Full Body Workout - LOSE FAT with BODY COMBAT

Full Body Workout - LOSE FAT with BODY COMBAT

Our Full Body, LOSE FAT, BODY COMBAT Workout is a total body martial arts workout that is designed to give you maximum calorie burn, boost your metabolism and give you a Burst of Energy.

Full Body Workout

Brace yourself for a heart pumping, metabolism loving, sweat drenching, high intensity, bikini craving, calorie blasting "Punch and kick your way into fitness" with this high-energy non contact martial art workout video. You’ll release stress, have a blast and feel like a glowing champion.

Get your BTES yoga mat ready as this is a must-have for your BTES workouts! It's non-slip, thick enough to feel total body support & stability and light enough to take anywhere.

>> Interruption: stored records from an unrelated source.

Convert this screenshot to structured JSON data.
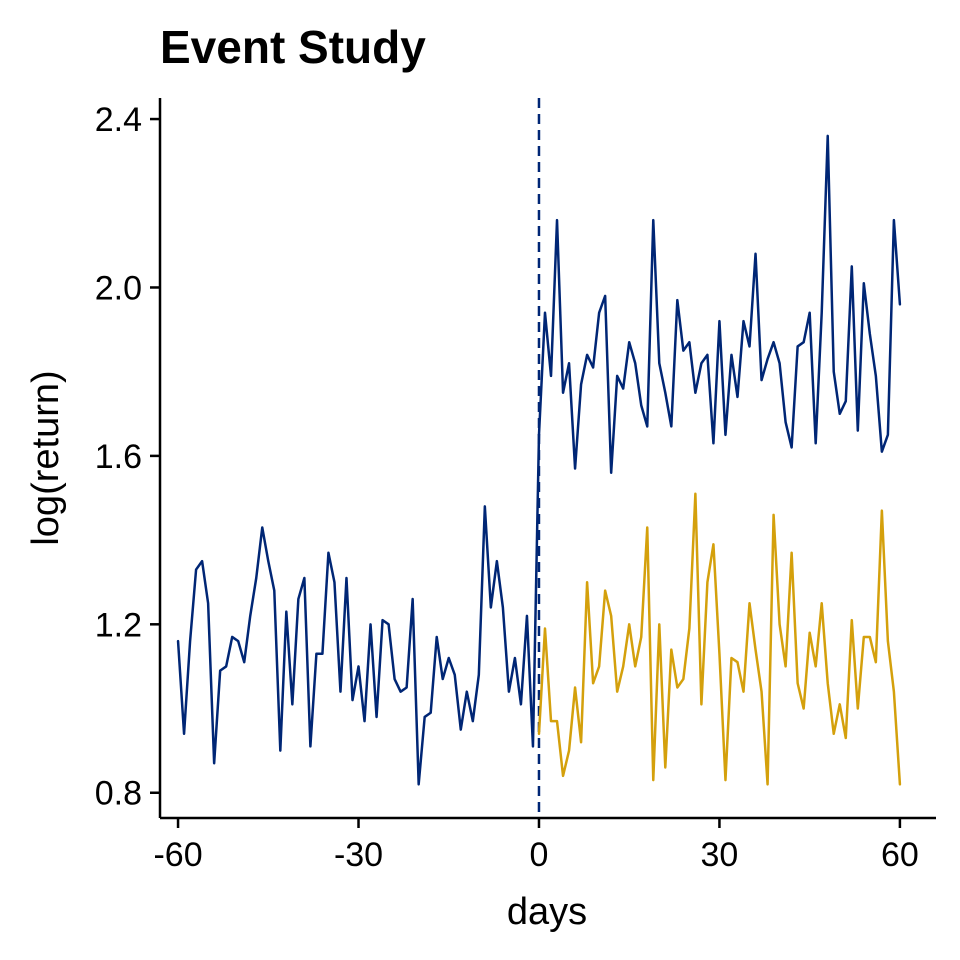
{
  "colors": {
    "pre": "#002675",
    "post_high": "#002675",
    "post_low": "#D4A00C",
    "event_line": "#002675",
    "axis": "#000000"
  },
  "chart_data": {
    "type": "line",
    "title": "Event Study",
    "xlabel": "days",
    "ylabel": "log(return)",
    "xlim": [
      -63,
      66
    ],
    "ylim": [
      0.74,
      2.45
    ],
    "x_ticks": [
      -60,
      -30,
      0,
      30,
      60
    ],
    "x_tick_labels": [
      "-60",
      "-30",
      "0",
      "30",
      "60"
    ],
    "y_ticks": [
      0.8,
      1.2,
      1.6,
      2.0,
      2.4
    ],
    "y_tick_labels": [
      "0.8",
      "1.2",
      "1.6",
      "2.0",
      "2.4"
    ],
    "event_day": 0,
    "grid": false,
    "series": [
      {
        "color": "#002675",
        "x": [
          -60,
          -59,
          -58,
          -57,
          -56,
          -55,
          -54,
          -53,
          -52,
          -51,
          -50,
          -49,
          -48,
          -47,
          -46,
          -45,
          -44,
          -43,
          -42,
          -41,
          -40,
          -39,
          -38,
          -37,
          -36,
          -35,
          -34,
          -33,
          -32,
          -31,
          -30,
          -29,
          -28,
          -27,
          -26,
          -25,
          -24,
          -23,
          -22,
          -21,
          -20,
          -19,
          -18,
          -17,
          -16,
          -15,
          -14,
          -13,
          -12,
          -11,
          -10,
          -9,
          -8,
          -7,
          -6,
          -5,
          -4,
          -3,
          -2,
          -1,
          0
        ],
        "y": [
          1.16,
          0.94,
          1.16,
          1.33,
          1.35,
          1.25,
          0.87,
          1.09,
          1.1,
          1.17,
          1.16,
          1.11,
          1.22,
          1.31,
          1.43,
          1.35,
          1.28,
          0.9,
          1.23,
          1.01,
          1.26,
          1.31,
          0.91,
          1.13,
          1.13,
          1.37,
          1.3,
          1.04,
          1.31,
          1.02,
          1.1,
          0.97,
          1.2,
          0.98,
          1.21,
          1.2,
          1.07,
          1.04,
          1.05,
          1.26,
          0.82,
          0.98,
          0.99,
          1.17,
          1.07,
          1.12,
          1.08,
          0.95,
          1.04,
          0.97,
          1.08,
          1.48,
          1.24,
          1.35,
          1.24,
          1.04,
          1.12,
          1.01,
          1.22,
          0.91,
          1.65
        ]
      },
      {
        "color": "#002675",
        "x": [
          0,
          1,
          2,
          3,
          4,
          5,
          6,
          7,
          8,
          9,
          10,
          11,
          12,
          13,
          14,
          15,
          16,
          17,
          18,
          19,
          20,
          21,
          22,
          23,
          24,
          25,
          26,
          27,
          28,
          29,
          30,
          31,
          32,
          33,
          34,
          35,
          36,
          37,
          38,
          39,
          40,
          41,
          42,
          43,
          44,
          45,
          46,
          47,
          48,
          49,
          50,
          51,
          52,
          53,
          54,
          55,
          56,
          57,
          58,
          59,
          60
        ],
        "y": [
          1.65,
          1.94,
          1.79,
          2.16,
          1.75,
          1.82,
          1.57,
          1.77,
          1.84,
          1.81,
          1.94,
          1.98,
          1.56,
          1.79,
          1.76,
          1.87,
          1.82,
          1.72,
          1.67,
          2.16,
          1.82,
          1.75,
          1.67,
          1.97,
          1.85,
          1.87,
          1.75,
          1.82,
          1.84,
          1.63,
          1.92,
          1.65,
          1.84,
          1.74,
          1.92,
          1.86,
          2.08,
          1.78,
          1.83,
          1.87,
          1.82,
          1.68,
          1.62,
          1.86,
          1.87,
          1.94,
          1.63,
          1.94,
          2.36,
          1.8,
          1.7,
          1.73,
          2.05,
          1.66,
          2.01,
          1.89,
          1.79,
          1.61,
          1.65,
          2.16,
          1.96
        ]
      },
      {
        "color": "#D4A00C",
        "x": [
          0,
          1,
          2,
          3,
          4,
          5,
          6,
          7,
          8,
          9,
          10,
          11,
          12,
          13,
          14,
          15,
          16,
          17,
          18,
          19,
          20,
          21,
          22,
          23,
          24,
          25,
          26,
          27,
          28,
          29,
          30,
          31,
          32,
          33,
          34,
          35,
          36,
          37,
          38,
          39,
          40,
          41,
          42,
          43,
          44,
          45,
          46,
          47,
          48,
          49,
          50,
          51,
          52,
          53,
          54,
          55,
          56,
          57,
          58,
          59,
          60
        ],
        "y": [
          0.94,
          1.19,
          0.97,
          0.97,
          0.84,
          0.9,
          1.05,
          0.92,
          1.3,
          1.06,
          1.1,
          1.28,
          1.22,
          1.04,
          1.1,
          1.2,
          1.1,
          1.17,
          1.43,
          0.83,
          1.2,
          0.86,
          1.14,
          1.05,
          1.07,
          1.19,
          1.51,
          1.01,
          1.3,
          1.39,
          1.13,
          0.83,
          1.12,
          1.11,
          1.04,
          1.25,
          1.14,
          1.04,
          0.82,
          1.46,
          1.2,
          1.1,
          1.37,
          1.06,
          1.0,
          1.18,
          1.1,
          1.25,
          1.06,
          0.94,
          1.01,
          0.93,
          1.21,
          1.0,
          1.17,
          1.17,
          1.11,
          1.47,
          1.16,
          1.04,
          0.82
        ]
      }
    ]
  }
}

Ultra soft and absorbent micro-suede top makes this your go-to mat, indoors or outdoors and perfect for any workout routine. 

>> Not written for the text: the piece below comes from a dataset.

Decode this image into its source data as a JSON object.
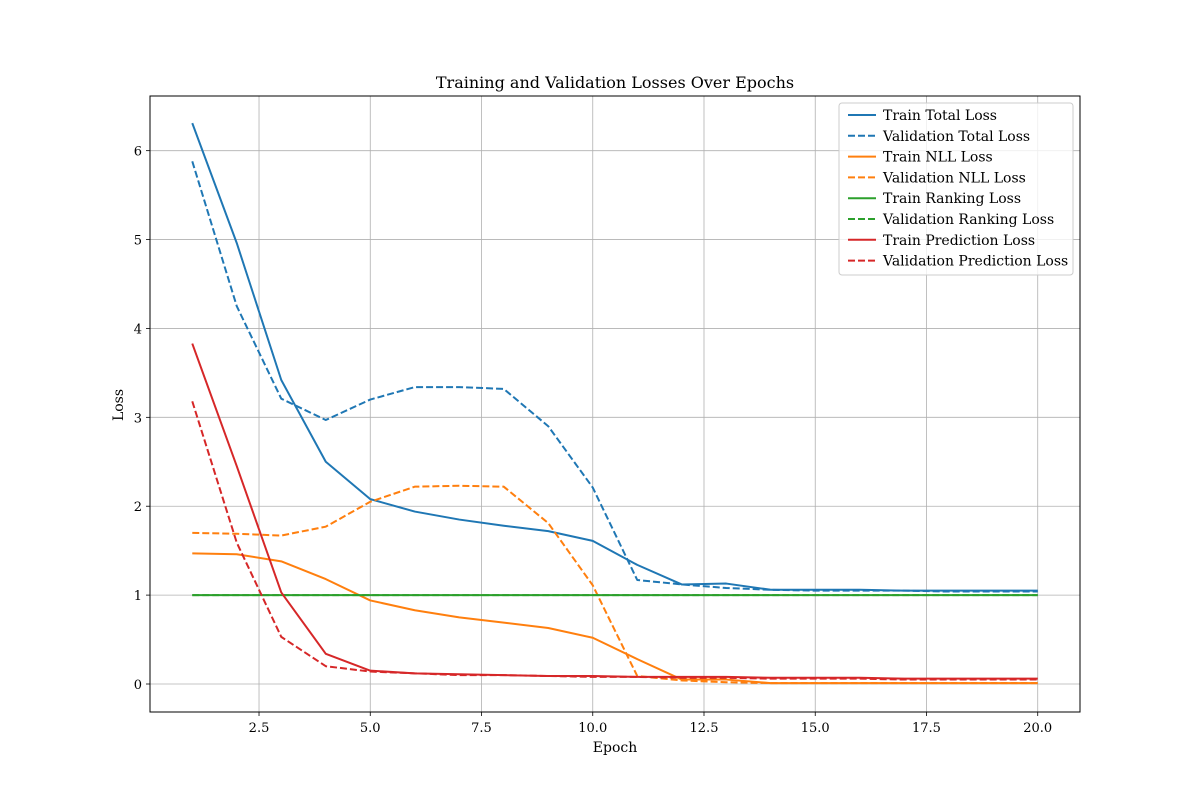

What we are doing in today's workout:  If your goal is to tone up and get the ultimate fat burning, metabolism boosting workout, there’s one fitness video you will LOVE to experience and our LOSE FAT, with BODY COMBAT workout at home in this 10 min express workout is it!

Full Body Workout

Punches Over The Diagonal Right: Get started in the "boxing stance", the first action is a push from the back foot.  The push should be ‘sharp’, with your arm and aimed be aimed at providing the drive to thrust the body diagonally to the right.  After the push from the back foot, the front foot glides and so does your arm!  Only aim for a short movement.  

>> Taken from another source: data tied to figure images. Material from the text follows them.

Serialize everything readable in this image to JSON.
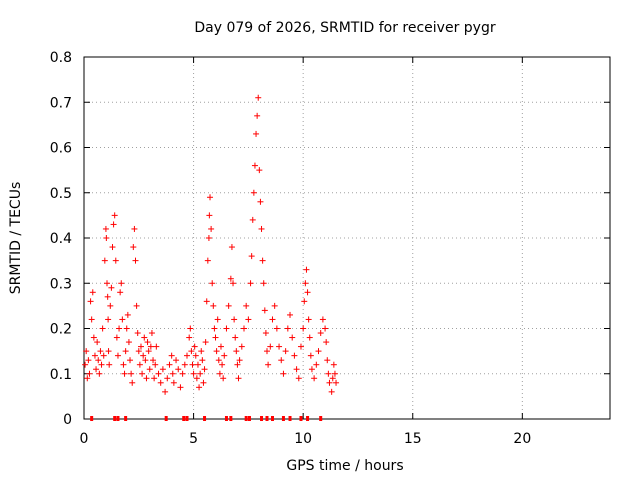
{
  "chart_data": {
    "type": "scatter",
    "title": "Day 079 of 2026, SRMTID for receiver pygr",
    "xlabel": "GPS time / hours",
    "ylabel": "SRMTID / TECUs",
    "xlim": [
      0,
      24
    ],
    "ylim": [
      0,
      0.8
    ],
    "xticks": [
      0,
      5,
      10,
      15,
      20
    ],
    "yticks": [
      0,
      0.1,
      0.2,
      0.3,
      0.4,
      0.5,
      0.6,
      0.7,
      0.8
    ],
    "xtick_labels": [
      "0",
      "5",
      "10",
      "15",
      "20"
    ],
    "ytick_labels": [
      "0",
      "0.1",
      "0.2",
      "0.3",
      "0.4",
      "0.5",
      "0.6",
      "0.7",
      "0.8"
    ],
    "grid": true,
    "marker": "+",
    "color": "#ff0000",
    "series": [
      {
        "name": "SRMTID",
        "points": [
          [
            0.05,
            0.12
          ],
          [
            0.1,
            0.15
          ],
          [
            0.15,
            0.09
          ],
          [
            0.2,
            0.13
          ],
          [
            0.25,
            0.1
          ],
          [
            0.3,
            0.26
          ],
          [
            0.35,
            0.22
          ],
          [
            0.4,
            0.28
          ],
          [
            0.45,
            0.18
          ],
          [
            0.5,
            0.14
          ],
          [
            0.55,
            0.11
          ],
          [
            0.6,
            0.17
          ],
          [
            0.65,
            0.13
          ],
          [
            0.7,
            0.1
          ],
          [
            0.75,
            0.15
          ],
          [
            0.8,
            0.12
          ],
          [
            0.85,
            0.2
          ],
          [
            0.9,
            0.14
          ],
          [
            0.95,
            0.35
          ],
          [
            1.0,
            0.42
          ],
          [
            1.02,
            0.4
          ],
          [
            1.05,
            0.3
          ],
          [
            1.08,
            0.27
          ],
          [
            1.1,
            0.22
          ],
          [
            1.12,
            0.15
          ],
          [
            1.15,
            0.12
          ],
          [
            1.2,
            0.25
          ],
          [
            1.25,
            0.29
          ],
          [
            1.3,
            0.38
          ],
          [
            1.35,
            0.43
          ],
          [
            1.4,
            0.45
          ],
          [
            1.45,
            0.35
          ],
          [
            1.5,
            0.18
          ],
          [
            1.55,
            0.14
          ],
          [
            1.6,
            0.2
          ],
          [
            1.65,
            0.28
          ],
          [
            1.7,
            0.3
          ],
          [
            1.75,
            0.22
          ],
          [
            1.8,
            0.12
          ],
          [
            1.85,
            0.1
          ],
          [
            1.9,
            0.15
          ],
          [
            1.95,
            0.2
          ],
          [
            2.0,
            0.23
          ],
          [
            2.05,
            0.17
          ],
          [
            2.1,
            0.13
          ],
          [
            2.15,
            0.1
          ],
          [
            2.2,
            0.08
          ],
          [
            2.25,
            0.38
          ],
          [
            2.3,
            0.42
          ],
          [
            2.35,
            0.35
          ],
          [
            2.4,
            0.25
          ],
          [
            2.45,
            0.19
          ],
          [
            2.5,
            0.15
          ],
          [
            2.55,
            0.12
          ],
          [
            2.6,
            0.16
          ],
          [
            2.65,
            0.1
          ],
          [
            2.7,
            0.14
          ],
          [
            2.75,
            0.18
          ],
          [
            2.8,
            0.13
          ],
          [
            2.85,
            0.09
          ],
          [
            2.9,
            0.17
          ],
          [
            2.95,
            0.15
          ],
          [
            3.0,
            0.11
          ],
          [
            3.05,
            0.16
          ],
          [
            3.1,
            0.19
          ],
          [
            3.15,
            0.13
          ],
          [
            3.2,
            0.09
          ],
          [
            3.25,
            0.12
          ],
          [
            3.3,
            0.16
          ],
          [
            3.4,
            0.1
          ],
          [
            3.5,
            0.08
          ],
          [
            3.6,
            0.11
          ],
          [
            3.7,
            0.06
          ],
          [
            3.8,
            0.09
          ],
          [
            3.9,
            0.12
          ],
          [
            4.0,
            0.14
          ],
          [
            4.05,
            0.1
          ],
          [
            4.1,
            0.08
          ],
          [
            4.2,
            0.13
          ],
          [
            4.3,
            0.11
          ],
          [
            4.4,
            0.07
          ],
          [
            4.5,
            0.1
          ],
          [
            4.6,
            0.12
          ],
          [
            4.7,
            0.14
          ],
          [
            4.8,
            0.18
          ],
          [
            4.85,
            0.2
          ],
          [
            4.9,
            0.15
          ],
          [
            4.95,
            0.12
          ],
          [
            5.0,
            0.1
          ],
          [
            5.05,
            0.16
          ],
          [
            5.1,
            0.14
          ],
          [
            5.15,
            0.09
          ],
          [
            5.2,
            0.12
          ],
          [
            5.25,
            0.07
          ],
          [
            5.3,
            0.1
          ],
          [
            5.35,
            0.15
          ],
          [
            5.4,
            0.13
          ],
          [
            5.45,
            0.08
          ],
          [
            5.5,
            0.11
          ],
          [
            5.55,
            0.17
          ],
          [
            5.6,
            0.26
          ],
          [
            5.65,
            0.35
          ],
          [
            5.7,
            0.4
          ],
          [
            5.72,
            0.45
          ],
          [
            5.75,
            0.49
          ],
          [
            5.8,
            0.42
          ],
          [
            5.85,
            0.3
          ],
          [
            5.9,
            0.25
          ],
          [
            5.95,
            0.2
          ],
          [
            6.0,
            0.18
          ],
          [
            6.05,
            0.15
          ],
          [
            6.1,
            0.22
          ],
          [
            6.15,
            0.13
          ],
          [
            6.2,
            0.1
          ],
          [
            6.25,
            0.16
          ],
          [
            6.3,
            0.12
          ],
          [
            6.35,
            0.09
          ],
          [
            6.4,
            0.14
          ],
          [
            6.5,
            0.2
          ],
          [
            6.6,
            0.25
          ],
          [
            6.7,
            0.31
          ],
          [
            6.75,
            0.38
          ],
          [
            6.8,
            0.3
          ],
          [
            6.85,
            0.22
          ],
          [
            6.9,
            0.18
          ],
          [
            6.95,
            0.15
          ],
          [
            7.0,
            0.12
          ],
          [
            7.05,
            0.09
          ],
          [
            7.1,
            0.13
          ],
          [
            7.2,
            0.16
          ],
          [
            7.3,
            0.2
          ],
          [
            7.4,
            0.25
          ],
          [
            7.5,
            0.22
          ],
          [
            7.6,
            0.3
          ],
          [
            7.65,
            0.36
          ],
          [
            7.7,
            0.44
          ],
          [
            7.75,
            0.5
          ],
          [
            7.8,
            0.56
          ],
          [
            7.85,
            0.63
          ],
          [
            7.9,
            0.67
          ],
          [
            7.95,
            0.71
          ],
          [
            8.0,
            0.55
          ],
          [
            8.05,
            0.48
          ],
          [
            8.1,
            0.42
          ],
          [
            8.15,
            0.35
          ],
          [
            8.2,
            0.3
          ],
          [
            8.25,
            0.24
          ],
          [
            8.3,
            0.19
          ],
          [
            8.35,
            0.15
          ],
          [
            8.4,
            0.12
          ],
          [
            8.5,
            0.16
          ],
          [
            8.6,
            0.22
          ],
          [
            8.7,
            0.25
          ],
          [
            8.8,
            0.2
          ],
          [
            8.9,
            0.16
          ],
          [
            9.0,
            0.13
          ],
          [
            9.1,
            0.1
          ],
          [
            9.2,
            0.15
          ],
          [
            9.3,
            0.2
          ],
          [
            9.4,
            0.23
          ],
          [
            9.5,
            0.18
          ],
          [
            9.6,
            0.14
          ],
          [
            9.7,
            0.11
          ],
          [
            9.8,
            0.09
          ],
          [
            9.9,
            0.16
          ],
          [
            10.0,
            0.2
          ],
          [
            10.05,
            0.26
          ],
          [
            10.1,
            0.3
          ],
          [
            10.15,
            0.33
          ],
          [
            10.2,
            0.28
          ],
          [
            10.25,
            0.22
          ],
          [
            10.3,
            0.18
          ],
          [
            10.35,
            0.14
          ],
          [
            10.4,
            0.11
          ],
          [
            10.5,
            0.09
          ],
          [
            10.6,
            0.12
          ],
          [
            10.7,
            0.15
          ],
          [
            10.8,
            0.19
          ],
          [
            10.9,
            0.22
          ],
          [
            11.0,
            0.2
          ],
          [
            11.05,
            0.17
          ],
          [
            11.1,
            0.13
          ],
          [
            11.15,
            0.1
          ],
          [
            11.2,
            0.08
          ],
          [
            11.3,
            0.06
          ],
          [
            11.35,
            0.09
          ],
          [
            11.4,
            0.12
          ],
          [
            11.45,
            0.1
          ],
          [
            11.5,
            0.08
          ]
        ]
      }
    ],
    "zero_markers_x": [
      0.35,
      1.4,
      1.55,
      1.9,
      3.75,
      4.55,
      4.7,
      5.5,
      6.5,
      6.7,
      7.4,
      7.55,
      8.1,
      8.35,
      8.6,
      9.1,
      9.4,
      9.9,
      10.2,
      10.8
    ]
  }
}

Punches To The Diagonal Left : Start in the "boxing stance, the first action is a push from the back foot.  The push should be ‘sharp’, with your arm and aimed be aimed at providing the drive to thrust the body diagonally to the left.  After the push from the back foot, the front foot glides and so does your arm!  Only aim for a short movement.  

Squat With Fists To Chin:   Spread your feet slightly past shoulder-width and point your toes outward at a 45-degree angle. Make two fists and place them directly under your chin. Then begin to move your fists back and forth straight in front of you. Keep your fists tight, and strain your muscles while overcoming the resistance. The pressing force should gradually increase. When you reach maximum resistance,

Alternating Undercuts:  Start off in your boxing stance. Rotate your right hip forward, pivot on the ball of right foot, then loop and swing right hand up as if punching someone in the chin. Then alternate to your left.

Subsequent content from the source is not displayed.